Her response to dog toys was similar--they were completely foreign to her and she had little interest (no matter how exciting I tried to make them seem). But slippers? And chair legs? And raised garden beds? ALL DELICIOUS. NOM NOM NOM. It took a lot of redirection and training diligence to get her to learn to love the kong instead of slobbering all over my boots. She still is freaked out by frisbees and only yesterday did I convince her that sticks can be fun to crunch on.
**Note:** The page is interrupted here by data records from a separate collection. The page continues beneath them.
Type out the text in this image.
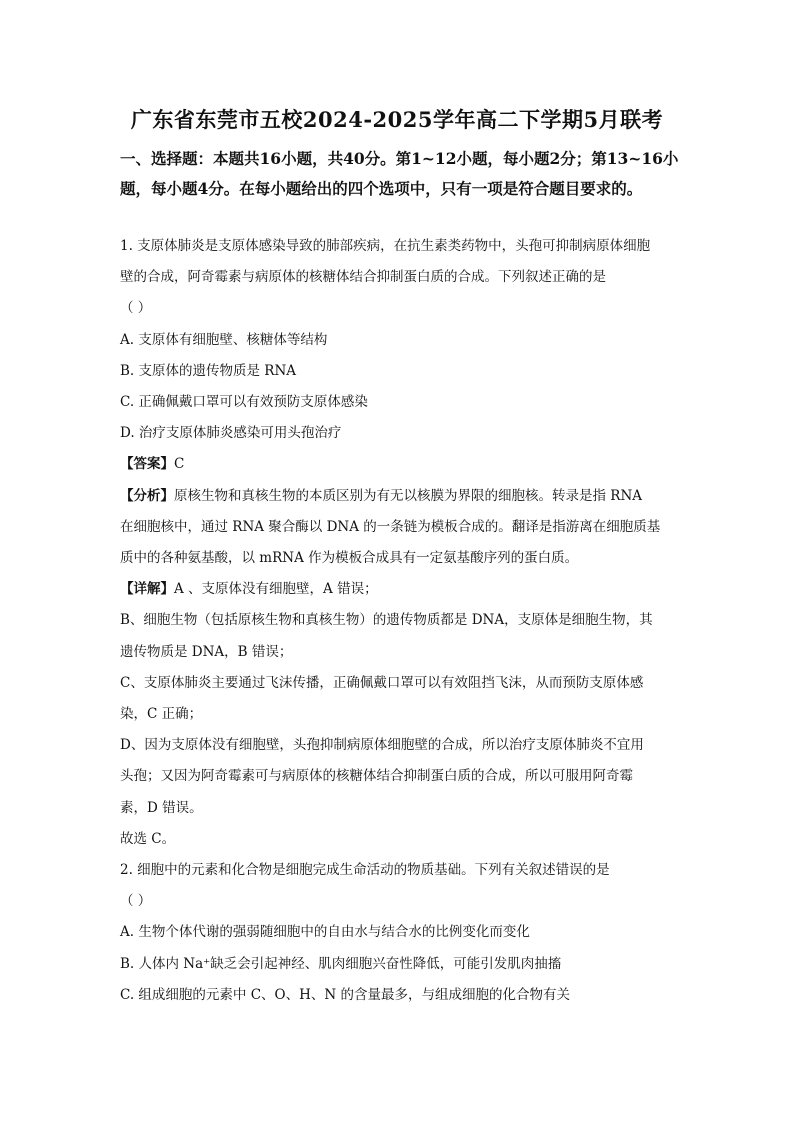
广东省东莞市五校2024-2025学年高二下学期5月联考
一、选择题：本题共16小题，共40分。第1~12小题，每小题2分；第13~16小题，每小题4分。在每小题给出的四个选项中，只有一项是符合题目要求的。
1. 支原体肺炎是支原体感染导致的肺部疾病，在抗生素类药物中，头孢可抑制病原体细胞
壁的合成，阿奇霉素与病原体的核糖体结合抑制蛋白质的合成。下列叙述正确的是
（ ）
A. 支原体有细胞壁、核糖体等结构
B. 支原体的遗传物质是 RNA
C. 正确佩戴口罩可以有效预防支原体感染
D. 治疗支原体肺炎感染可用头孢治疗
【答案】C
【分析】原核生物和真核生物的本质区别为有无以核膜为界限的细胞核。转录是指 RNA
在细胞核中，通过 RNA 聚合酶以 DNA 的一条链为模板合成的。翻译是指游离在细胞质基
质中的各种氨基酸，以 mRNA 作为模板合成具有一定氨基酸序列的蛋白质。
【详解】A 、支原体没有细胞壁，A 错误；
B、细胞生物（包括原核生物和真核生物）的遗传物质都是 DNA，支原体是细胞生物，其
遗传物质是 DNA，B 错误；
C、支原体肺炎主要通过飞沫传播，正确佩戴口罩可以有效阻挡飞沫，从而预防支原体感
染，C 正确；
D、因为支原体没有细胞壁，头孢抑制病原体细胞壁的合成，所以治疗支原体肺炎不宜用
头孢；又因为阿奇霉素可与病原体的核糖体结合抑制蛋白质的合成，所以可服用阿奇霉
素，D 错误。
故选 C。
2. 细胞中的元素和化合物是细胞完成生命活动的物质基础。下列有关叙述错误的是
（ ）
A. 生物个体代谢的强弱随细胞中的自由水与结合水的比例变化而变化
B. 人体内 Na⁺缺乏会引起神经、肌肉细胞兴奋性降低，可能引发肌肉抽搐
C. 组成细胞的元素中 C、O、H、N 的含量最多，与组成细胞的化合物有关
In all of her attempts to nom on verboten items it has become clear that this dog has no idea of her breed. She comes from a bone-crushing pedigree (as an aside: my mom would be happy to email you articles about Ruthie's potential to rip all of our throats out!) and is all muscle and yet manages to barely nibble the object of her desire. She mouths them and gums them and gives them delicate nibbles (the way a mom dog would nibble her pups)--but does not destroy or damage them. The beagle can eat through a door in a matter of minutes (he actually did this once at our former doggy daycare center), but Ruthie can barely pulverize a milkbone.
We are now at the point where we leave her uncrated in the house for brief periods when we are out. This works well, and the biggest casualty to date has been a tipped over rocking chair that she stood on to to look out a window. Oh, and a soggy doormat that she nommed on. When we are gone and the dogs are uncrated the cat is put in her safe zone in the back of the house. The critters are separated by a door in the interest of everyone's safety.
Ruthie has come a long way in learning to live with our cat. At first she didn't acknowledge the cat. Then she went through a period of barking at the cat. So in an effort to desensitize her to kitty, we started "jackpotting" her. It worked like this: Ruthie was on a lead in the house while kitty roamed free. Whenever the cat got near her I would make her sit and started giving her a steady stream of treats until kitty left the space. We repeated this for a few days and eventually Ruthie learned that sitting quietly when kitty was around earned her rewards. Now everyone can roam free when Sean or I are there to supervise.
We have started attending an obedience class with Ruthie and hope that we can help her reach her doggy potential.
Challenges left to overcome: jumping on people and an aversion to getting in the back of the car.
Overall I'm very happy she's in our lives. We're not so dumb after all.